Peygamberimizden sonra ortaya çıkmaya başlayan olaylar bir yandan Müslümanların ayrılığa düşerek birbirlerine karşı cephe almaları sürecini hazırlarken bir yandan da her kesimin bu süreç içinde kendini haklı çıkarmak, toplum içinde itibar kazanmak, yanında yer aldığı kişi ve grupların haklılığını savunmak uğruna peygamberimiz üzerinden onun adına hadisler üretilmeye ve peygamberimizin istismar edilmeye başlandığı görülmektedir.
Peygamberimizin istismar edilişi ve hadis üretimine temel teşkil eden olayların Hz.

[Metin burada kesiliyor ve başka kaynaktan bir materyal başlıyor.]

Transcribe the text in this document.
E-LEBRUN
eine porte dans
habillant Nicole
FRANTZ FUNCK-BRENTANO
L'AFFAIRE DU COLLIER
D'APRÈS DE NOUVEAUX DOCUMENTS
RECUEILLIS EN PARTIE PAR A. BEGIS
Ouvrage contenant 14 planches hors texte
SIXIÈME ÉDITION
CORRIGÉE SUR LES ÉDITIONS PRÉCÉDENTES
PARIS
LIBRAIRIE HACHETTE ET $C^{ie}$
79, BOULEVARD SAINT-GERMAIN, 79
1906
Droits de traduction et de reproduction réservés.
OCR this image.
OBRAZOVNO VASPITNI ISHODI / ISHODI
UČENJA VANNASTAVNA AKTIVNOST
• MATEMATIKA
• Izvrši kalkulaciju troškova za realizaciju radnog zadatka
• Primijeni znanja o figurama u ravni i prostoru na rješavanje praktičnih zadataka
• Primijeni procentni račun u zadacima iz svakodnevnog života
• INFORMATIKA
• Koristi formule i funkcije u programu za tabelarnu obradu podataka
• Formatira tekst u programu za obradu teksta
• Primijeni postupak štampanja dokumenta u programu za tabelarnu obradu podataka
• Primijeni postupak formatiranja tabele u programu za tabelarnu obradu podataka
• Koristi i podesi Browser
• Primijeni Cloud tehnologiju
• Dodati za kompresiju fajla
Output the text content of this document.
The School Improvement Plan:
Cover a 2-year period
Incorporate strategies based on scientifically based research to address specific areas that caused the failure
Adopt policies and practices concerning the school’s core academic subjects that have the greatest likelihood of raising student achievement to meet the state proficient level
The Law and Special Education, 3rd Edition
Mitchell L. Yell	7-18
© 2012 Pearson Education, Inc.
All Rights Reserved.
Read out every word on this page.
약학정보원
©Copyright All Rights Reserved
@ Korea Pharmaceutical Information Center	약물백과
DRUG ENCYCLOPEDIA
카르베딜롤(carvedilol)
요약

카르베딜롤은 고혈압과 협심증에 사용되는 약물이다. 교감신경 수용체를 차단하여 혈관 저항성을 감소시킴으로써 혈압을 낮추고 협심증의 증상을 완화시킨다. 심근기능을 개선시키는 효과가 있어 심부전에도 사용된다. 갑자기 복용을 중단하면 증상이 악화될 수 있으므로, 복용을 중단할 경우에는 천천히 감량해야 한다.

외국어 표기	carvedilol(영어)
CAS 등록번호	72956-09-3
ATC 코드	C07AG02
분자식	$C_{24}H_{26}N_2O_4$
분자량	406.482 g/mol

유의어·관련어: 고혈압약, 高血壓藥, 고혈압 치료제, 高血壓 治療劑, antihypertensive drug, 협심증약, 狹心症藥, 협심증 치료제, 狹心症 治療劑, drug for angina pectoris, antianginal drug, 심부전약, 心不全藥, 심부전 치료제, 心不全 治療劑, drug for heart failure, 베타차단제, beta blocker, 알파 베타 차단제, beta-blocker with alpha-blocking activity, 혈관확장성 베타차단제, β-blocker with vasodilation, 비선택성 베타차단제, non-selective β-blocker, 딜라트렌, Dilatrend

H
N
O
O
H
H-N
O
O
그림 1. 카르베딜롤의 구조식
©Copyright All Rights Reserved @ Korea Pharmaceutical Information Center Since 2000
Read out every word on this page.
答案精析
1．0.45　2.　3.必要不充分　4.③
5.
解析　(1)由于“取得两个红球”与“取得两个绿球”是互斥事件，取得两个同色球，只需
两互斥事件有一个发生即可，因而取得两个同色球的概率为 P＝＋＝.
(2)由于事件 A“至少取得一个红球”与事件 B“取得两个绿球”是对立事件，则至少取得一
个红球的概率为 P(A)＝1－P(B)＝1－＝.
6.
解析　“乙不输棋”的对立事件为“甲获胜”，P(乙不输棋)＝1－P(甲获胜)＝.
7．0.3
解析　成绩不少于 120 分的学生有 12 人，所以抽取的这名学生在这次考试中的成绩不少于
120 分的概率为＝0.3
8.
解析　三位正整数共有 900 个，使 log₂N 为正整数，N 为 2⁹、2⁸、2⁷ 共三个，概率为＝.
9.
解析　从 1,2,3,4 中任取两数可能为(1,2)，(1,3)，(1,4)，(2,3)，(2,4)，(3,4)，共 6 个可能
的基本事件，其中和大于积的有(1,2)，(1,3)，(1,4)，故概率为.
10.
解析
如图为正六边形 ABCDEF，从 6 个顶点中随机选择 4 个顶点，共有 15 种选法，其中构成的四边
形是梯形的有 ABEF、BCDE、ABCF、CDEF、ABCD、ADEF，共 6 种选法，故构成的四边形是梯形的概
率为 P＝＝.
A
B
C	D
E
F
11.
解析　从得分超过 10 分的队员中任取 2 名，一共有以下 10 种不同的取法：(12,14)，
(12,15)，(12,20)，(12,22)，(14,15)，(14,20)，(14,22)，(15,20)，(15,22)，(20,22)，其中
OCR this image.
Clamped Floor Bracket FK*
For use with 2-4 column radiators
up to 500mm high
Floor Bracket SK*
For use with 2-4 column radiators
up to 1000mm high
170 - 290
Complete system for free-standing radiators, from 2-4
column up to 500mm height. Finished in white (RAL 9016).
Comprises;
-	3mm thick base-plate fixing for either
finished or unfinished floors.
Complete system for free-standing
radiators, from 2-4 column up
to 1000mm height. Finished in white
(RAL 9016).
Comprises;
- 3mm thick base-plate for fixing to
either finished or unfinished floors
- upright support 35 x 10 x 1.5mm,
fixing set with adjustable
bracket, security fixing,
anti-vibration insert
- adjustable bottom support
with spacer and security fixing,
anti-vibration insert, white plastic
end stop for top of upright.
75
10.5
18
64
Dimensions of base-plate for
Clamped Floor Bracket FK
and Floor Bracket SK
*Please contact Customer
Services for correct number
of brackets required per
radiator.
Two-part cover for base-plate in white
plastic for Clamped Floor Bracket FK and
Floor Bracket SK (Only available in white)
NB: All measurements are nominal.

Osman’ın şehit edilmesiyle doruk noktaya ulaştığı, Müslümanlar arasındaki siyasi, dini ve sülalevi ayrılık ve kopuşların bu cinayet ile birlikte daha da arttığı ve bunu takip eden dönemlerin Müslümanların birbirlerini katletmeleri ve iktidar için mücadele etmeleri ile devam ettiği görülmektedir. Peygamberimiz döneminde tek vücut olan Müslümanlar, siyasi ve sülalevi ayrılıklar ile çeşitli gruplara bölünmeye başlayınca İslam toplumu içinde fikri ve itikadi fırka ve cereyanlar ortaya çıkmış ve en önemlisi de peygamberimiz dönemindeki ilkeli ve duyarlı İslami duruşun bozulmasıyla peygamberimize en yakın olan seçkin sahabelerin siyaset üzerindeki gücü etkisini yitirmiştir. Durum böyle olunca ortaya çıkan bu fitne ve karmaşaların önceden peygamberimiz tarafından haber verildiğine dair gaybi bilgiler içeren, iktidara talip olan grupların kendi haklılıklarını kabul ettirmeye onlara liderlik edenleri övmeye, karşı grupları ve onların başını çekenleri ise yermeye yönelik ileri sürülen iddialardan oluşan, söz konusu siyasi anlaşmazlıklar ve iktidar mücadeleleri karşısında tarafsız kalanların bu tarafsızlıklarının nedenini ortaya koyan ve en nihayetinde Emevi yönetimi sonucunda ortaya çıkan iktidar çevreleri ile saray ilahiyatçılarının ürünü olarak üretilen birçok rivayetin hadis olarak peygamberimiz üzerinden meşru kılındığı ve böylelikle her grubun kendini haklı göstermeye çalıştığı görülmektedir. Bunu takip eden süreçte ise bir yandan fıkhi mezhepler ile ilgili rivayetlerin üretilmeye diğer yandan ise tek uğraş olarak kendilerini ibadete vermeyi seçmiş ve dünya işleri ile alakalarını kesmiş kişi ve grupların sûfîlik eğiliminin bir ürünü olarak ortaya çıkardıkları rivayetlerin peygamberimize isnat edilmeye başlandığı bilinmektedir.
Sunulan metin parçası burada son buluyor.